The following is an excerpt from the diary of the sixth Lubavitcher Rebbe, which he wrote after a pleasant visit to a park in the hamlet of Serebrinka. A park that evoked detailed memories of the walks and talks the Rebbe had with his father.
"For an hour and a half I luxuriated in strolling through and sitting in the park, gazing at the sky and drowning in memories, until I heard the voice of my three year old daughter Chanah calling to me: "Father, father, where are you...? Father, father, answer me..." repeating her call twice and three times.
The call interjected most aptly into my thoughts: at that very moment I had been thinking about my father's discourse of the past Shabbat Naso, entitled, "G-d Descended Upon Mt. Sinai". In it, father cites a metaphor to explain the difference between the Divine effluence which comes in response to one's Torah study and observance of mitzvot and G-d's response to one's "service of the heart", one's prayer. The service of Torah and mitzvot draws a Divine response comparable to a father's pleasure in a son who toils in his father's business to increase his father's wealth. But the response evoked by prayer is like a father's response to his small child who yearns for him and cries, "Father, father, answer me..."
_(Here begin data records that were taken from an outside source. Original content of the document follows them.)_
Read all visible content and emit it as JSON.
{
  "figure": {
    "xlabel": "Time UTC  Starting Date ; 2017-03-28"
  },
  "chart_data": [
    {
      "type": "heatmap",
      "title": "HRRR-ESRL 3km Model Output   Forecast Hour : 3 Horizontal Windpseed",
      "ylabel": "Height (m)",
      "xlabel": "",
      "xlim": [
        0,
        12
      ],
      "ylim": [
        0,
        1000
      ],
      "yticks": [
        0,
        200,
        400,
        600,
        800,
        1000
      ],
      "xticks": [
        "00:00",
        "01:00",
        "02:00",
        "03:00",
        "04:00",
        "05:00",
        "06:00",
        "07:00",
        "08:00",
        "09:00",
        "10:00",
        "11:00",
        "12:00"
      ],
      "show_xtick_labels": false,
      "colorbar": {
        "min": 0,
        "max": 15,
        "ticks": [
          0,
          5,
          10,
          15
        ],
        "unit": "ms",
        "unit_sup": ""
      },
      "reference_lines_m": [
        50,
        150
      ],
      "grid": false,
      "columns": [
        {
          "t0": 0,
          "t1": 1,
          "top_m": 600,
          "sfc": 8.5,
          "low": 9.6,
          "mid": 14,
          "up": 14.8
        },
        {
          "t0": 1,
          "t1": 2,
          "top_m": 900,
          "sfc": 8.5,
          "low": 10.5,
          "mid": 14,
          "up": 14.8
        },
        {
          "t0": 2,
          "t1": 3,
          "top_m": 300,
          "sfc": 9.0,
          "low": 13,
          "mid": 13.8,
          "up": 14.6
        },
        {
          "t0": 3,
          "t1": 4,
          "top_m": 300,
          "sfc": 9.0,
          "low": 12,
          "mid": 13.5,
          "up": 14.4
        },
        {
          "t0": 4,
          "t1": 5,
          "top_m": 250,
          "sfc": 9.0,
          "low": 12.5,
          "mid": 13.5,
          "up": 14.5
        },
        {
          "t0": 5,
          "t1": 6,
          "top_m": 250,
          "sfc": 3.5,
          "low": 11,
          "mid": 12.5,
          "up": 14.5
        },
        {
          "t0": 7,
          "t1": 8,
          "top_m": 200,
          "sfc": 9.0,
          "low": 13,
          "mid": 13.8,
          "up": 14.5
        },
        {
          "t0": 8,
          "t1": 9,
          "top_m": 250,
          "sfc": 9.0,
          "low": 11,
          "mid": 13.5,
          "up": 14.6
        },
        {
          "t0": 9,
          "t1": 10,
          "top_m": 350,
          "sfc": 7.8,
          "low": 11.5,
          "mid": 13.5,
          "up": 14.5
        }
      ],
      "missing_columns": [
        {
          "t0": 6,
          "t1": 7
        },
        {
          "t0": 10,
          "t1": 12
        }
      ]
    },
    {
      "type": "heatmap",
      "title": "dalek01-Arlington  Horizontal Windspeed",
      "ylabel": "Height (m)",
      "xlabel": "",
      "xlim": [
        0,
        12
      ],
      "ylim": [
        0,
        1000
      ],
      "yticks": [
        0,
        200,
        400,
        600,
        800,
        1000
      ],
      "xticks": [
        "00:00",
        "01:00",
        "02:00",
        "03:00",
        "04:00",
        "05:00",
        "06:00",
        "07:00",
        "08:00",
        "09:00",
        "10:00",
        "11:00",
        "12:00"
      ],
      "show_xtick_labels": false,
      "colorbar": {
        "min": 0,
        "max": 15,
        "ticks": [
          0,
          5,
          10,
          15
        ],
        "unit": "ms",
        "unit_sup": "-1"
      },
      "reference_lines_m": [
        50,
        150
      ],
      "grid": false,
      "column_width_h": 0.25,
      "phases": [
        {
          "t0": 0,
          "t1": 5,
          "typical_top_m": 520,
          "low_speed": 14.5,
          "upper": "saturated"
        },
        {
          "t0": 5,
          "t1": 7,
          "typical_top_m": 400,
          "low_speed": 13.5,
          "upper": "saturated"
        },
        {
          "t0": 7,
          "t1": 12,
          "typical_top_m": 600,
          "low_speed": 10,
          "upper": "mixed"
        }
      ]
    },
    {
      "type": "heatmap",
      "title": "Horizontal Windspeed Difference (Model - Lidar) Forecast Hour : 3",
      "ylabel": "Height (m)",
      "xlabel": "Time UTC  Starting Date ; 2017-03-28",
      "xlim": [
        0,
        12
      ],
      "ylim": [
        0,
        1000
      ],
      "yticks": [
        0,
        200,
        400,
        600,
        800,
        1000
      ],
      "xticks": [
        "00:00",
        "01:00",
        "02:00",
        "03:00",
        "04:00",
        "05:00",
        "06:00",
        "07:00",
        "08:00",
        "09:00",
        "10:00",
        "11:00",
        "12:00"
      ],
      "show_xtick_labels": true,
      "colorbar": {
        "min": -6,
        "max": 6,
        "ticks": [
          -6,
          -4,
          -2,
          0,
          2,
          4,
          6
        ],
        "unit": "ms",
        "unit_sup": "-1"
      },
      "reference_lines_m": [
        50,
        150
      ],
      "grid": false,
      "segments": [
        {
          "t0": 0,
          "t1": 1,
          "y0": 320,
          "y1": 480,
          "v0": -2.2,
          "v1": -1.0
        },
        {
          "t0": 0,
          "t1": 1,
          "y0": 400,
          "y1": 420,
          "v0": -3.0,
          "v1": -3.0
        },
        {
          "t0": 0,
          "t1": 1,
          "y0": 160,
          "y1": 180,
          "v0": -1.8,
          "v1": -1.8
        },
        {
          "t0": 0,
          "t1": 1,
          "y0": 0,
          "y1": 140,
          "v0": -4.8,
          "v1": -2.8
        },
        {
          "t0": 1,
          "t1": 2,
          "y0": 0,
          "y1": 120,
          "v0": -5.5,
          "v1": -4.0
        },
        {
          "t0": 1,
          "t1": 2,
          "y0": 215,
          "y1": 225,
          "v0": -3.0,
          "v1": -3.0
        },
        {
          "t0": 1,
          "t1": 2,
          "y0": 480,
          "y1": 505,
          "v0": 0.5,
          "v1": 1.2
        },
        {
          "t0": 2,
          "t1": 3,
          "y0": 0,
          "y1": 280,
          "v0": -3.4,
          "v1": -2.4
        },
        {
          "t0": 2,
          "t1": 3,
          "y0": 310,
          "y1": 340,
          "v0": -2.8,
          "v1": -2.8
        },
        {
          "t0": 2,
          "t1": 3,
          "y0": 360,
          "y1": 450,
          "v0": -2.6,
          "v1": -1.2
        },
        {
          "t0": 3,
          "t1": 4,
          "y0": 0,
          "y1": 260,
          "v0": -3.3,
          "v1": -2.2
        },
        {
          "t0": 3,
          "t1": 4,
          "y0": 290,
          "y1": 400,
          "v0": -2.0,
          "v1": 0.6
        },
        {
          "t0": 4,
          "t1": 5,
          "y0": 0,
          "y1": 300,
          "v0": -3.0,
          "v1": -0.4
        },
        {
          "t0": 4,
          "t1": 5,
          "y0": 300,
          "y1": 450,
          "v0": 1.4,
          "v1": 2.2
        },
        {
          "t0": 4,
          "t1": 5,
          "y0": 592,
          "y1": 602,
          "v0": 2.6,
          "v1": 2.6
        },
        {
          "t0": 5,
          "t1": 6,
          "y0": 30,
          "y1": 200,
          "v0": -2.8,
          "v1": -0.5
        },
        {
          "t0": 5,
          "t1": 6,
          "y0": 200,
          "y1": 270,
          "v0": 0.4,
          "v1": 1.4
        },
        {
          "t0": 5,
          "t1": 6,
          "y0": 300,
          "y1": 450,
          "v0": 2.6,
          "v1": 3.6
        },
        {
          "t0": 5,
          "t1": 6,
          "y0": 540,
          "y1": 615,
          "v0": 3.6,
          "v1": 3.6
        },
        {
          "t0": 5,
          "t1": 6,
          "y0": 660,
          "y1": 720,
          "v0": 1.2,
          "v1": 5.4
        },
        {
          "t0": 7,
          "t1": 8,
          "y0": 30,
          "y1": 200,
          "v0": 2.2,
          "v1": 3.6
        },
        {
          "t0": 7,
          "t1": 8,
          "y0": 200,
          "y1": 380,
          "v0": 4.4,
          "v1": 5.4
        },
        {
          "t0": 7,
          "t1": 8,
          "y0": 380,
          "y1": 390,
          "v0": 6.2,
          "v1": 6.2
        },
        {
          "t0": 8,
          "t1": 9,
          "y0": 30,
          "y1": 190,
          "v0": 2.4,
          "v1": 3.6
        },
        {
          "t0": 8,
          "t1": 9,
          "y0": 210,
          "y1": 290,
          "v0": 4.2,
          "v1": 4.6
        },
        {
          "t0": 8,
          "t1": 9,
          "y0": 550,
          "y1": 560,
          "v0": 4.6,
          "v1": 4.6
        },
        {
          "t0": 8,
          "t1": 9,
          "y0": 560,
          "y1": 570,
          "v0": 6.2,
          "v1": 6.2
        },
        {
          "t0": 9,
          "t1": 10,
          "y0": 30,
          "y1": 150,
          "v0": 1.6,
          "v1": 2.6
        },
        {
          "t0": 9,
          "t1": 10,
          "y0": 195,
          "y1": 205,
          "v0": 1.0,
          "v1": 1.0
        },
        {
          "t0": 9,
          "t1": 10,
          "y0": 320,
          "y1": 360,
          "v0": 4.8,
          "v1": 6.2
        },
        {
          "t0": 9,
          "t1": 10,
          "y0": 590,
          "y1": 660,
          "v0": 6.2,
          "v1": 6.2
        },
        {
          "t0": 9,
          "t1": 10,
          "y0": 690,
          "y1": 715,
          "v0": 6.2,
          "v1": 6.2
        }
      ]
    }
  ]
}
Hearing my own daughter's cries, I sensed in my own self how a child's call of "father, father" causes a pleasing of the spirit and awakens an inner delight that is incomparably greater than the pleasure accorded by the older son's most impressive accomplishments.
The calling continued: "Father, father, where are you? Father, father answer me, hug me." I followed her voice and she hugged me and told me that grandfather, grandmother and mother were all waiting for me for the evening meal."